Sydney Martineau

Personal information
- Born: 6 January 1863 Clapham, London, England
- Died: 19 December 1945 (aged 82) Westminster, London, England

Sport
- Sport: Fencing

Medal record
Men's fencing
Representing United Kingdom
Olympic Games
| Silver medal – second place | 1912 Stockholm | Épée, team |

= Sydney Martineau =

British fencer (1863–1945)

Sydney Martineau (6 January 1863 – 19 December 1945) was a British fencer who took part in the 1912 Olympics in Stockholm, and the Fencing at the 1908 Summer Olympics – Men's épée.

==Early life and family==
Martineau was the son of David Martineau (1828–1911) and Sarah Emma Scott (1833–1924), daughter of Robert Wellbeloved Scott. He was educated at Marlborough College as were his brothers Howard Martineau (1864–1953) and distinguished engineer Louis Martineau (1866–1895). Sydney's son, Frederick Alan Martineau MBE (1904–1990), father of Baroness Vivian (née Carol Martineau) (1939–2013), also boarded at Marlborough. Sydney married Mary Edith, daughter of Frederick Nettlefold. His brother Howard married Mary's sister Dorothy Nettlefold.
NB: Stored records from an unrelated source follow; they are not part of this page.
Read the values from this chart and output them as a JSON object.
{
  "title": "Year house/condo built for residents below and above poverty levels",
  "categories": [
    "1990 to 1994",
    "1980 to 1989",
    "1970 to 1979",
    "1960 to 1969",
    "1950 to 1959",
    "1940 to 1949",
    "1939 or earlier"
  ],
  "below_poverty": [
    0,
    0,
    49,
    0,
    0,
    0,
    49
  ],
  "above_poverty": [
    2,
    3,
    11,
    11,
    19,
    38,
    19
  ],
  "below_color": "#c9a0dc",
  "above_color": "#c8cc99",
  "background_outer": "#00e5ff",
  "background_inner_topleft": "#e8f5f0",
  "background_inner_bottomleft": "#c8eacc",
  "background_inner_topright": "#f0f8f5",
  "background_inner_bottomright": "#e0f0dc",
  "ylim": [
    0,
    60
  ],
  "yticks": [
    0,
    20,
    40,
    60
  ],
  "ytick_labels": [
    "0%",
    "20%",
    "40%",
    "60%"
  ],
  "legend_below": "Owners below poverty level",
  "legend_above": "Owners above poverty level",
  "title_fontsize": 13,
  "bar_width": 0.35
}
As Unitarians, Sydney's father, David Martineau, made donations in 1893 to Manchester College, Oxford University (now Harris Manchester College) as did his third cousin Francis Martineau Lupton (1848–1921) and relatives Sir Thomas and Lady Martineau. Family member the Rev. James Martineau (1805–1900) was vice-president of the college at this time. Francis Martineau Lupton's daughter Olive Middleton (1881–1936) boarded at Roedean around the same time as Sidney's spinster sisters, artists Lucy Martineau (1869–1952) and Sarah Madeleine Martineau (1872–1972).

==Career==
Martineau won an Olympic silver medal in fencing at the 1912 Olympics in Stockholm. He was part of the British team which came in second place, behind Belgium, in the team epee competition.